Indicador utilizado para a correção do aluguel de imóveis teve alta de 1,06% ante uma de variação de 0,95% no período anterior

A  taxa de inflação medida pelo Índice Geral de Preços - Mercado (IGP-M) registrou alta de 1,06%, na segunda prévia de junho, segundo dados divulgados hoje pela Fundação Getúlio Vargas (FGV). O segundo decêndio do IGP-M compreende o período entre os dias 21 do mês anterior e o dia 10 do mês de referência. No mês anterior, para o mesmo período de coleta, a variação foi de 0,95%.

Os indicadores apurados pela FGV para a composição do IGP-M mostram que vários segmentos apresentaram uma pressão maior sobre os preços. O Índice de Preços ao Produtor Amplo (IPA), por exemplo, apresentou variação de 1,37%, no segundo decêndio de junho. No mesmo período do mês anterior, a variação foi de 1,19%.

O Índice Nacional de Custo da Construção (INCC) apresentou, no segundo decêndio de junho, taxa de 2,09%, ante 0,66%, no segundo decêndio do mês anterior. A taxa do índice relativo a Materiais, Equipamentos e Serviços passou de 0,53%, em maio, para 1,04%, em junho. O índice que capta o custo da Mão de Obra registrou taxa de 3,21%, superior à do mês anterior, de 0,81%.

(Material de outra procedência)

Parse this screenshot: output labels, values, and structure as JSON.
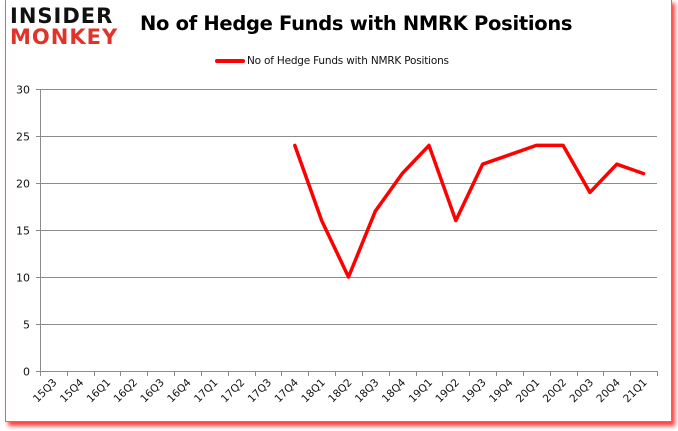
{
  "logo": {
    "line1": "INSIDER",
    "line2": "MONKEY"
  },
  "title": "No of Hedge Funds with NMRK Positions",
  "legend": {
    "label": "No of Hedge Funds with NMRK Positions",
    "color": "#ff0000"
  },
  "colors": {
    "line": "#ff0000",
    "grid": "#8c8c8c",
    "axis": "#8c8c8c",
    "frame_shadow": "#ff0000",
    "logo_top": "#111111",
    "logo_bottom": "#e0342b"
  },
  "chart_data": {
    "type": "line",
    "title": "No of Hedge Funds with NMRK Positions",
    "xlabel": "",
    "ylabel": "",
    "ylim": [
      0,
      30
    ],
    "yticks": [
      0,
      5,
      10,
      15,
      20,
      25,
      30
    ],
    "grid": true,
    "legend_position": "top",
    "categories": [
      "15Q3",
      "15Q4",
      "16Q1",
      "16Q2",
      "16Q3",
      "16Q4",
      "17Q1",
      "17Q2",
      "17Q3",
      "17Q4",
      "18Q1",
      "18Q2",
      "18Q3",
      "18Q4",
      "19Q1",
      "19Q2",
      "19Q3",
      "19Q4",
      "20Q1",
      "20Q2",
      "20Q3",
      "20Q4",
      "21Q1"
    ],
    "series": [
      {
        "name": "No of Hedge Funds with NMRK Positions",
        "values": [
          null,
          null,
          null,
          null,
          null,
          null,
          null,
          null,
          null,
          24,
          16,
          10,
          17,
          21,
          24,
          16,
          22,
          23,
          24,
          24,
          19,
          22,
          21
        ]
      }
    ]
  }
}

A taxa de variação do grupo Bens Intermediários passou de 0,70%, em maio, para 0,88%, em junho. O destaque coube ao subgrupo materiais e componentes para a manufatura, cuja taxa passou de 0,51% para 0,87%.

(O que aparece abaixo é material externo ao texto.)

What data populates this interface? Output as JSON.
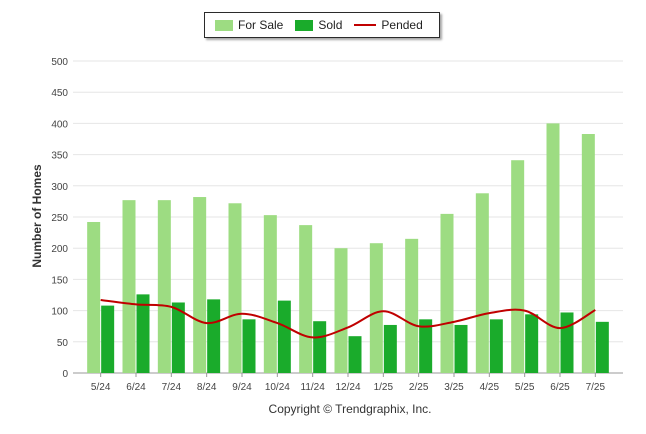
{
  "legend": {
    "for_sale": "For Sale",
    "sold": "Sold",
    "pended": "Pended"
  },
  "footer": {
    "copyright": "Copyright © Trendgraphix, Inc."
  },
  "colors": {
    "for_sale": "#9ddc82",
    "sold": "#1aab2b",
    "pended": "#c00000",
    "grid": "#e6e6e6",
    "axis_text": "#444444"
  },
  "chart_data": {
    "type": "bar",
    "title": "",
    "xlabel": "",
    "ylabel": "Number of Homes",
    "ylim": [
      0,
      500
    ],
    "yticks": [
      0,
      50,
      100,
      150,
      200,
      250,
      300,
      350,
      400,
      450,
      500
    ],
    "grid": true,
    "legend_position": "top-center",
    "categories": [
      "5/24",
      "6/24",
      "7/24",
      "8/24",
      "9/24",
      "10/24",
      "11/24",
      "12/24",
      "1/25",
      "2/25",
      "3/25",
      "4/25",
      "5/25",
      "6/25",
      "7/25"
    ],
    "series": [
      {
        "name": "For Sale",
        "type": "bar",
        "values": [
          242,
          277,
          277,
          282,
          272,
          253,
          237,
          200,
          208,
          215,
          255,
          288,
          341,
          400,
          383
        ]
      },
      {
        "name": "Sold",
        "type": "bar",
        "values": [
          108,
          126,
          113,
          118,
          86,
          116,
          83,
          59,
          77,
          86,
          77,
          86,
          94,
          97,
          82
        ]
      },
      {
        "name": "Pended",
        "type": "line",
        "values": [
          117,
          110,
          106,
          80,
          95,
          80,
          57,
          73,
          99,
          75,
          82,
          96,
          100,
          72,
          101
        ]
      }
    ]
  }
}
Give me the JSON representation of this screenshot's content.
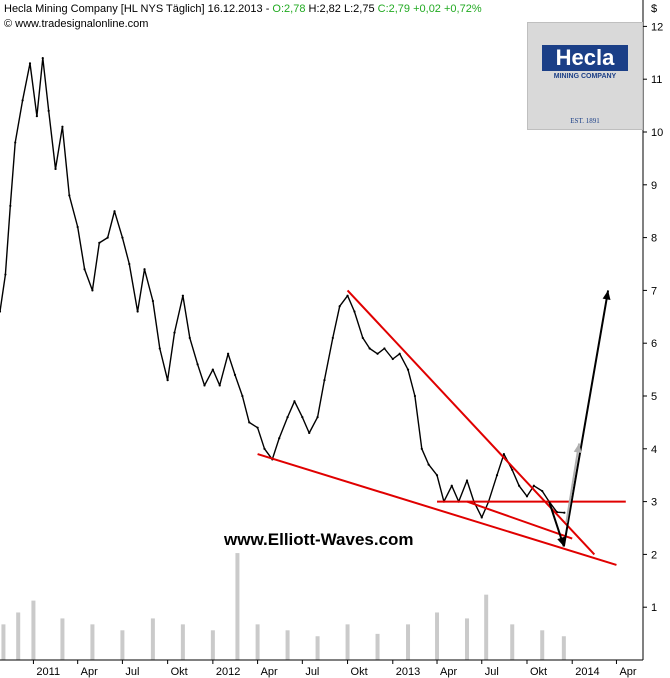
{
  "header": {
    "title": "Hecla Mining Company [HL NYS  Täglich] 16.12.2013 -",
    "ohlc": "O:2,78 H:2,82 L:2,75 C:2,79 +0,02 +0,72%",
    "ohlc_prefix": "O:2,78",
    "ohlc_mid": " H:2,82 L:2,75 ",
    "ohlc_suffix": "C:2,79 +0,02 +0,72%",
    "source": "© www.tradesignalonline.com"
  },
  "logo": {
    "name": "Hecla",
    "subtitle": "MINING COMPANY",
    "established": "EST. 1891"
  },
  "watermark": "www.Elliott-Waves.com",
  "colors": {
    "price": "#000000",
    "trendline": "#e00000",
    "projection": "#000000",
    "projection_alt": "#b0b0b0",
    "volume": "#b8b8b8",
    "positive_change": "#22aa22",
    "logo_blue": "#1b3f87"
  },
  "chart_data": {
    "type": "line",
    "title": "Hecla Mining Company [HL NYS  Täglich]",
    "y_axis_label": "$",
    "ylim": [
      0,
      12.5
    ],
    "y_ticks": [
      1,
      2,
      3,
      4,
      5,
      6,
      7,
      8,
      9,
      10,
      11,
      12
    ],
    "y_tick_labels": [
      "1",
      "2",
      "3",
      "4",
      "5",
      "6",
      "7",
      "8",
      "9",
      "10",
      "11",
      "12"
    ],
    "x_range": [
      "2010-10-25",
      "2014-05-25"
    ],
    "x_ticks": [
      {
        "label": "2011",
        "date": "2011-01-01"
      },
      {
        "label": "Apr",
        "date": "2011-04-01"
      },
      {
        "label": "Jul",
        "date": "2011-07-01"
      },
      {
        "label": "Okt",
        "date": "2011-10-01"
      },
      {
        "label": "2012",
        "date": "2012-01-01"
      },
      {
        "label": "Apr",
        "date": "2012-04-01"
      },
      {
        "label": "Jul",
        "date": "2012-07-01"
      },
      {
        "label": "Okt",
        "date": "2012-10-01"
      },
      {
        "label": "2013",
        "date": "2013-01-01"
      },
      {
        "label": "Apr",
        "date": "2013-04-01"
      },
      {
        "label": "Jul",
        "date": "2013-07-01"
      },
      {
        "label": "Okt",
        "date": "2013-10-01"
      },
      {
        "label": "2014",
        "date": "2014-01-01"
      },
      {
        "label": "Apr",
        "date": "2014-04-01"
      }
    ],
    "series": [
      {
        "name": "HL",
        "points": [
          [
            "2010-10-25",
            6.6
          ],
          [
            "2010-11-05",
            7.3
          ],
          [
            "2010-11-15",
            8.6
          ],
          [
            "2010-11-25",
            9.8
          ],
          [
            "2010-12-10",
            10.6
          ],
          [
            "2010-12-25",
            11.3
          ],
          [
            "2011-01-08",
            10.3
          ],
          [
            "2011-01-20",
            11.4
          ],
          [
            "2011-02-01",
            10.4
          ],
          [
            "2011-02-15",
            9.3
          ],
          [
            "2011-03-01",
            10.1
          ],
          [
            "2011-03-15",
            8.8
          ],
          [
            "2011-04-01",
            8.2
          ],
          [
            "2011-04-15",
            7.4
          ],
          [
            "2011-05-01",
            7.0
          ],
          [
            "2011-05-15",
            7.9
          ],
          [
            "2011-06-01",
            8.0
          ],
          [
            "2011-06-15",
            8.5
          ],
          [
            "2011-07-01",
            8.0
          ],
          [
            "2011-07-15",
            7.5
          ],
          [
            "2011-08-01",
            6.6
          ],
          [
            "2011-08-15",
            7.4
          ],
          [
            "2011-09-01",
            6.8
          ],
          [
            "2011-09-15",
            5.9
          ],
          [
            "2011-10-01",
            5.3
          ],
          [
            "2011-10-15",
            6.2
          ],
          [
            "2011-11-01",
            6.9
          ],
          [
            "2011-11-15",
            6.1
          ],
          [
            "2011-12-01",
            5.6
          ],
          [
            "2011-12-15",
            5.2
          ],
          [
            "2012-01-01",
            5.5
          ],
          [
            "2012-01-15",
            5.2
          ],
          [
            "2012-02-01",
            5.8
          ],
          [
            "2012-02-15",
            5.4
          ],
          [
            "2012-03-01",
            5.0
          ],
          [
            "2012-03-15",
            4.5
          ],
          [
            "2012-04-01",
            4.4
          ],
          [
            "2012-04-15",
            4.0
          ],
          [
            "2012-05-01",
            3.8
          ],
          [
            "2012-05-15",
            4.2
          ],
          [
            "2012-06-01",
            4.6
          ],
          [
            "2012-06-15",
            4.9
          ],
          [
            "2012-07-01",
            4.6
          ],
          [
            "2012-07-15",
            4.3
          ],
          [
            "2012-08-01",
            4.6
          ],
          [
            "2012-08-15",
            5.3
          ],
          [
            "2012-09-01",
            6.1
          ],
          [
            "2012-09-15",
            6.7
          ],
          [
            "2012-10-01",
            6.9
          ],
          [
            "2012-10-15",
            6.6
          ],
          [
            "2012-11-01",
            6.1
          ],
          [
            "2012-11-15",
            5.9
          ],
          [
            "2012-12-01",
            5.8
          ],
          [
            "2012-12-15",
            5.9
          ],
          [
            "2013-01-01",
            5.7
          ],
          [
            "2013-01-15",
            5.8
          ],
          [
            "2013-02-01",
            5.5
          ],
          [
            "2013-02-15",
            5.0
          ],
          [
            "2013-03-01",
            4.0
          ],
          [
            "2013-03-15",
            3.7
          ],
          [
            "2013-04-01",
            3.5
          ],
          [
            "2013-04-15",
            3.0
          ],
          [
            "2013-05-01",
            3.3
          ],
          [
            "2013-05-15",
            3.0
          ],
          [
            "2013-06-01",
            3.4
          ],
          [
            "2013-06-15",
            3.0
          ],
          [
            "2013-07-01",
            2.7
          ],
          [
            "2013-07-15",
            3.0
          ],
          [
            "2013-08-01",
            3.5
          ],
          [
            "2013-08-15",
            3.9
          ],
          [
            "2013-09-01",
            3.6
          ],
          [
            "2013-09-15",
            3.3
          ],
          [
            "2013-10-01",
            3.1
          ],
          [
            "2013-10-15",
            3.3
          ],
          [
            "2013-11-01",
            3.2
          ],
          [
            "2013-11-15",
            3.0
          ],
          [
            "2013-12-01",
            2.8
          ],
          [
            "2013-12-16",
            2.79
          ]
        ]
      }
    ],
    "annotations": {
      "trendlines": [
        {
          "name": "upper-wedge-line",
          "from": [
            "2012-10-01",
            7.0
          ],
          "to": [
            "2014-02-15",
            2.0
          ]
        },
        {
          "name": "lower-wedge-line",
          "from": [
            "2012-04-01",
            3.9
          ],
          "to": [
            "2014-04-01",
            1.8
          ]
        },
        {
          "name": "horizontal-resistance-line",
          "from": [
            "2013-04-01",
            3.0
          ],
          "to": [
            "2014-04-20",
            3.0
          ]
        },
        {
          "name": "inner-wedge-line",
          "from": [
            "2013-06-01",
            3.0
          ],
          "to": [
            "2014-01-01",
            2.3
          ]
        }
      ],
      "arrows": [
        {
          "name": "projection-down-arrow",
          "from": [
            "2013-11-15",
            3.0
          ],
          "to": [
            "2013-12-15",
            2.15
          ],
          "style": "black"
        },
        {
          "name": "projection-up-arrow",
          "from": [
            "2013-12-15",
            2.15
          ],
          "to": [
            "2014-03-15",
            7.0
          ],
          "style": "black"
        },
        {
          "name": "alt-projection-arrow",
          "from": [
            "2013-12-20",
            2.6
          ],
          "to": [
            "2014-01-15",
            4.1
          ],
          "style": "gray"
        }
      ]
    },
    "volume": {
      "max_share_of_plot": 0.18,
      "points": [
        [
          "2010-11-01",
          0.3
        ],
        [
          "2010-12-01",
          0.4
        ],
        [
          "2011-01-01",
          0.5
        ],
        [
          "2011-03-01",
          0.35
        ],
        [
          "2011-05-01",
          0.3
        ],
        [
          "2011-07-01",
          0.25
        ],
        [
          "2011-09-01",
          0.35
        ],
        [
          "2011-11-01",
          0.3
        ],
        [
          "2012-01-01",
          0.25
        ],
        [
          "2012-02-20",
          0.9
        ],
        [
          "2012-04-01",
          0.3
        ],
        [
          "2012-06-01",
          0.25
        ],
        [
          "2012-08-01",
          0.2
        ],
        [
          "2012-10-01",
          0.3
        ],
        [
          "2012-12-01",
          0.22
        ],
        [
          "2013-02-01",
          0.3
        ],
        [
          "2013-04-01",
          0.4
        ],
        [
          "2013-06-01",
          0.35
        ],
        [
          "2013-07-10",
          0.55
        ],
        [
          "2013-09-01",
          0.3
        ],
        [
          "2013-11-01",
          0.25
        ],
        [
          "2013-12-15",
          0.2
        ]
      ]
    }
  }
}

O índice referente a Matérias-Primas Brutas teve sua taxa de variação elevada de 3,92% para 4,75%. Os itens que mais contribuíram para este movimento foram: minério de ferro (27,16% para 32,61%), laranja (-15,54% para 2,22%) e milho (em grão) (-0,23% para 3,09%). Em sentido oposto, destacam-se: cana-de-açúcar (4,98% para -4,60%), bovinos (1,73% para -0,49%) e leite in natura (5,71% para 2,15%).

No campo oposto, O Índice de Preços ao Consumidor (IPC) registrou deflação de 0,20%, no segundo decêndio de junho, ante uma alta nos preços de 0,45%, no mesmo período do mês anterior. Cinco dos sete grupos componentes do índice registraram desaceleração, com destaque para Alimentação, cuja taxa passou de 0,56% para -1,49%. Neste grupo, vale mencionar o comportamento dos preços dos itens: hortaliças e legumes (-1,44% para -7,99%), laticínios (2,67% para -0,58%) e carnes bovinas (1,82% para -0,54%).

Também contribuíram para a queda da taxa do índice os grupos: Saúde e Cuidados Pessoais (0,90% para 0,45%), Educação, Leitura e Recreação (0,30% para 0,15%), Despesas Diversas (0,26% para 0,21%) e Habitação (0,48% para 0,44%). Os itens que mais influenciaram a desaceleração destas classes de despesa foram: medicamentos em geral (3,07% para 0,50%), show musical (2,83% para -4,82%), mensalidade para TV por assinatura (0,91% para -0,39%) e empregada doméstica mensalista (1,26% para 0,19%), respectivamente.

Apresentaram acréscimos em suas taxas de variação os grupos: Vestuário (0,56% para 1,09%) e Transportes (-0,16% para -0,13%), com destaque para os seguintes itens: calçados (-0,29% para 1,07%) e seguro facultativo para veículo (-2,59% para 2,58%), respectivamente.